Toyota will produce injection mould and 3D-printed medical face shields. Specifically, Toyota’s Teiho Plant in Japan is preparing to produce injection mould medical face shields with an anticipated starting production volume of 500 to 600 per week. The company is also starting to evaluate the possibility of other group companies joining in on the production. It has already started producing visors in Europe, alongside donations of PPE to medical facilities.
In the US, Ford is leading efforts to manufacture reusable gowns with airbag supplier Joyson Safety Systems. The project has created re-usable gowns manufactured from a material used to make airbags in Ford vehicles. Production has reached 75,000 gowns a week and will scale up to 100,000 gowns for the week of 19 April. By 4 July, the two companies say they will cut and sew 1.3 million gowns, which are self-tested to federal standards and are washable up to 50 times.
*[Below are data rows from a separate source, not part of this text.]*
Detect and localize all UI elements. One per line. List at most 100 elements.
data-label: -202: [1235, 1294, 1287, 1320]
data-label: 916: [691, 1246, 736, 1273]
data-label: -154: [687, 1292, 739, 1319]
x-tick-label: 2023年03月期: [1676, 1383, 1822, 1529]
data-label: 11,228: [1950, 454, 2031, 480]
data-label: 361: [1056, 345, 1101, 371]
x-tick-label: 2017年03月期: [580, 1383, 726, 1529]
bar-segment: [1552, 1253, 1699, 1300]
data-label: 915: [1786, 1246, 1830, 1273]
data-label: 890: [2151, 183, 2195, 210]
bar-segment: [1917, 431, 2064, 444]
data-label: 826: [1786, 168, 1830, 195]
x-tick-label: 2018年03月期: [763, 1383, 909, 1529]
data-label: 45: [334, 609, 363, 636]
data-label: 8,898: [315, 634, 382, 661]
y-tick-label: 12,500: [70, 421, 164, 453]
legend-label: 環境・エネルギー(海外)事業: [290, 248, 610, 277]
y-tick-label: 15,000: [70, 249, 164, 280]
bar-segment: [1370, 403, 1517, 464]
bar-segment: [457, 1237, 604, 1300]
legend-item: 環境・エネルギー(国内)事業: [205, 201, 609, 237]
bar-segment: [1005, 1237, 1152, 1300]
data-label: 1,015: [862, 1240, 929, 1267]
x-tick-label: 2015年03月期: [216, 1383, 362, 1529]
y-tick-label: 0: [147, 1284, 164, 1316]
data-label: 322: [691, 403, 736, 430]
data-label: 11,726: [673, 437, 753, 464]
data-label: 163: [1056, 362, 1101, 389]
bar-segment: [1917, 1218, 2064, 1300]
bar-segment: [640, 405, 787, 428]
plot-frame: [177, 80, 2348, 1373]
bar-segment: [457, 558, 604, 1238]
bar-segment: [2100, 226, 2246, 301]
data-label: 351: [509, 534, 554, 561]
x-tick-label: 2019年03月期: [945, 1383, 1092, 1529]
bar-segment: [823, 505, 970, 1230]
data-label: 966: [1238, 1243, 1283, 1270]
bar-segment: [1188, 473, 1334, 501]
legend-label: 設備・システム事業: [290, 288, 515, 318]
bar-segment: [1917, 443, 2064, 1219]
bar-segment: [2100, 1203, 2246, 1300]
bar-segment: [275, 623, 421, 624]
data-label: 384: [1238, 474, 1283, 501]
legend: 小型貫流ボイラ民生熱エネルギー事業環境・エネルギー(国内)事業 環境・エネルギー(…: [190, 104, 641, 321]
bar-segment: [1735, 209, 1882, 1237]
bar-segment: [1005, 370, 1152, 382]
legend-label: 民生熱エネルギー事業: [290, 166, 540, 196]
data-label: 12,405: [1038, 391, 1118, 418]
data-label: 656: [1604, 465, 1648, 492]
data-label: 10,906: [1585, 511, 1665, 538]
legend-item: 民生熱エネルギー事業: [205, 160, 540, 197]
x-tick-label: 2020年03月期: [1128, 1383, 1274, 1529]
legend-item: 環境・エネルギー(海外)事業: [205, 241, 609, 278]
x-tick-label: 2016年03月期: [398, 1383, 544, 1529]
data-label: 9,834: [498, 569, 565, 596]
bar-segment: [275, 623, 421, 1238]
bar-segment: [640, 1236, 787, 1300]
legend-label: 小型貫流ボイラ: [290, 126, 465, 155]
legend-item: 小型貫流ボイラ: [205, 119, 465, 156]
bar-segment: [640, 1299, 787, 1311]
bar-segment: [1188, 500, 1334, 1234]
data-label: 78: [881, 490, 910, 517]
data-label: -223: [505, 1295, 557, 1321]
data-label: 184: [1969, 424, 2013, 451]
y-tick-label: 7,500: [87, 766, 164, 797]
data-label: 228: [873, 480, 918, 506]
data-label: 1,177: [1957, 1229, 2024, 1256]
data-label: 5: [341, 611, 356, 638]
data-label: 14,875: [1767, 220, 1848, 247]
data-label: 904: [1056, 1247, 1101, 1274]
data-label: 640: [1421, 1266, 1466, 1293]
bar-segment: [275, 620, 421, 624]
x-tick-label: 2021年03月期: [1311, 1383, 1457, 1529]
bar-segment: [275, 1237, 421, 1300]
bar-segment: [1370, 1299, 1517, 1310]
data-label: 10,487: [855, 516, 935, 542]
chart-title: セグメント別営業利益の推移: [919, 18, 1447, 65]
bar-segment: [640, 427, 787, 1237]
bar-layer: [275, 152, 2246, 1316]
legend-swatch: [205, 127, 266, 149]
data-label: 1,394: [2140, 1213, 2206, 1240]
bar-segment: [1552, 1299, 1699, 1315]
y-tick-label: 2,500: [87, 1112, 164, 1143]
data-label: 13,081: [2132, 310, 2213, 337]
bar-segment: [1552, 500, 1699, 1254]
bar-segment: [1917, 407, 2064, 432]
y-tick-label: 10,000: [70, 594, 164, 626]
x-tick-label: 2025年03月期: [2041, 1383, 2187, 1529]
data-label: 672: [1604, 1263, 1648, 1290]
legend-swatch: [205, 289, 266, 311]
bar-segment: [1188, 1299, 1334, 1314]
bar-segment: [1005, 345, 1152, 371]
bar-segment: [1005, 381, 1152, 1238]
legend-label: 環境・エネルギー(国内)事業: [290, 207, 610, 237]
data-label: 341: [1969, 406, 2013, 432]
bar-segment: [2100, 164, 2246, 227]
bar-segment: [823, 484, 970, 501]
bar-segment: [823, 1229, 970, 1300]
Ford worked with Beaumont Health in Metro Detroit to quickly design the gown pattern and test for sizing during fit and function trials. More than 5,000 gowns have already been delivered to the hospital.
′The need to protect our medical teams is heightened – Ford’s gown production could not come at a better time during this crisis,’ said David Claeys, president of Beaumont Health hospitals in Dearborn and Farmington Hills. ′Our front line health care workers are working around the clock to treat COVID-19 patients, and we need the necessary supplies to support them.’
Finally, niche Italian sports car maker Lamborghini is reconverting some departments of its production plant in Sant’Agata Bolognese to produce surgical masks and protective medical shields for the Sant’Orsola-Malpighi Hospital in Bologna.
One thousand masks a day will be made in the upholstery department, which usually produces the interiors and customisations for Lamborghini cars. At the same time, 200 protective polycarbonate medical shields will be made a day inside the composites production plant and the research and development department will assist with the use of 3D printers.
′During an emergency such as this one, we feel the need to make a concrete contribution,’ says Stefano Domenicali, chairman and CEO of Automobili Lamborghini. ′We have therefore decided to support the Sant’Orsola-Malpighi Hospital, an institution with which we have had a collaborative relationship for years, through both professional consultancy in promoting programs to protect our workers’ health, and in research projects. We will win this battle together by working in unison, supporting those who are at the forefront of fighting this pandemic every day.’